Something was definitely very wrong.

“Felicia, I need your help,” he blurted suddenly. “Everything's gone all wrong, and I can't fix it. I need you, you're the only one who can do it. Please, Felicia.”

Oh my god. I stood up. “You said this was about mom,” I snapped. “I'm leaving.”

“She's sick.”

Perhaps, I thought, sitting down was a better idea.

I sat. I blinked. “What??

?? I said, stupidly.

Tears brimmed in his eyes again, and I could have almost sworn they were real. But why would my father cry over the woman he had married?
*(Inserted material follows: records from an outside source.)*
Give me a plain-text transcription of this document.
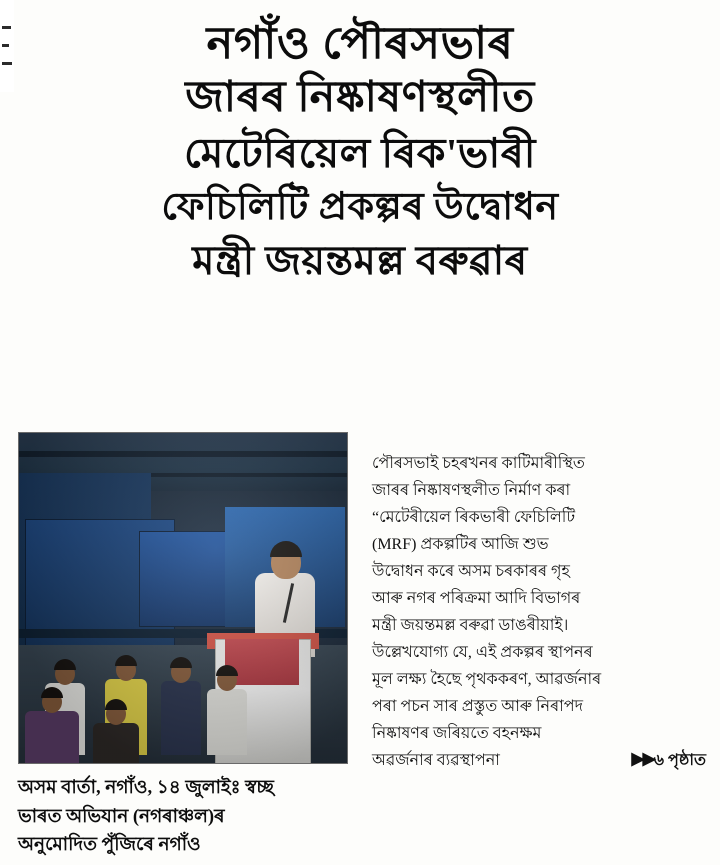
নগাঁও পৌৰসভাৰ
জাৰৰ নিষ্কাষণস্থলীত
মেটেৰিয়েল ৰিক'ভাৰী
ফেচিলিটি প্ৰকল্পৰ উদ্বোধন
মন্ত্ৰী জয়ন্তমল্ল বৰুৱাৰ
অসম বাৰ্তা, নগাঁও, ১৪ জুলাইঃ স্বচ্ছ
ভাৰত অভিযান (নগৰাঞ্চল)ৰ
অনুমোদিত পুঁজিৰে নগাঁও

পৌৰসভাই চহৰখনৰ কাটিমাৰীস্থিত
জাৰৰ নিষ্কাষণস্থলীত নিৰ্মাণ কৰা
“মেটেৰীয়েল ৰিকভাৰী ফেচিলিটি
(MRF) প্ৰকল্পটিৰ আজি শুভ
উদ্বোধন কৰে অসম চৰকাৰৰ গৃহ
আৰু নগৰ পৰিক্ৰমা আদি বিভাগৰ
মন্ত্ৰী জয়ন্তমল্ল বৰুৱা ডাঙৰীয়াই।
উল্লেখযোগ্য যে, এই প্ৰকল্পৰ স্থাপনৰ
মূল লক্ষ্য হৈছে পৃথককৰণ, আৱৰ্জনাৰ
পৰা পচন সাৰ প্ৰস্তুত আৰু নিৰাপদ
নিষ্কাষণৰ জৰিয়তে বহনক্ষম
অৱৰ্জনাৰ ব্যৱস্থাপনা	▶▶৬ পৃষ্ঠাত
As far as I could tell, he'd never given a second thought to her after the ink on the marriage certificate was dry.

“She has cancer,” he said, and the words came out in a sob.

I felt cold. Looking down at my hands, I flexed my fingers, trying to warm them up. “What do you mean, she has cancer?” It was a stupid question. But I'd just talked to mom two days ago. Why had my father flown all the way out here to tell me she was sick? Why couldn't she have told me in a phone call? Surely she was already in treatment.

None of this felt right.

My father shook his head and mopped at his eyes with a napkin. “We found out a week ago,” he was saying, “but we couldn't start chemo.”

My mouth went dry. “Why not?”

He brought his hands to his face, and I was shocked to see them covered in liver-spots, wrinkled and papery. They were the hands of an old man.

“I'm ruined,” he said.

My mouth dropped open. “What do you mean, ruined?”

He shook his head, unable to speak, and took a few deep breaths. “There's no money left,” he said finally. “It's... it's gone.”

I pressed my lips together. “It's gone?” I couldn't believe it. My father was richer than King fucking Midas. How did that kind of money just... disappear? “How the hell did you manage that? You don't have the houses? The cars? All the artwork?”

“It's all leveraged. Everything. I owe it all.”

Shock numbed me. “You... is this about the company, or you?”

“Both.”

“You crossed the streams?” How was that even possible? The corporation should have had enough equity and assets to fund any venture, no matter how stupid.

“It was private. I wanted to start up a new company on my own. But it didn't work. And the company... well, financial empire building isn't what it once was. We're broke. I'm broke.”

I sat there in silence. Across the coffee shop someone burst into laughter and the noise grated against my nerves.

“Are you on drugs?” I finally said. “What on earth made you do those things?”

He finally lowered his hands, but he didn't look at me. “Maybe,” he said. “Maybe I was.”

Holy shit, I thought. “How much do you owe?”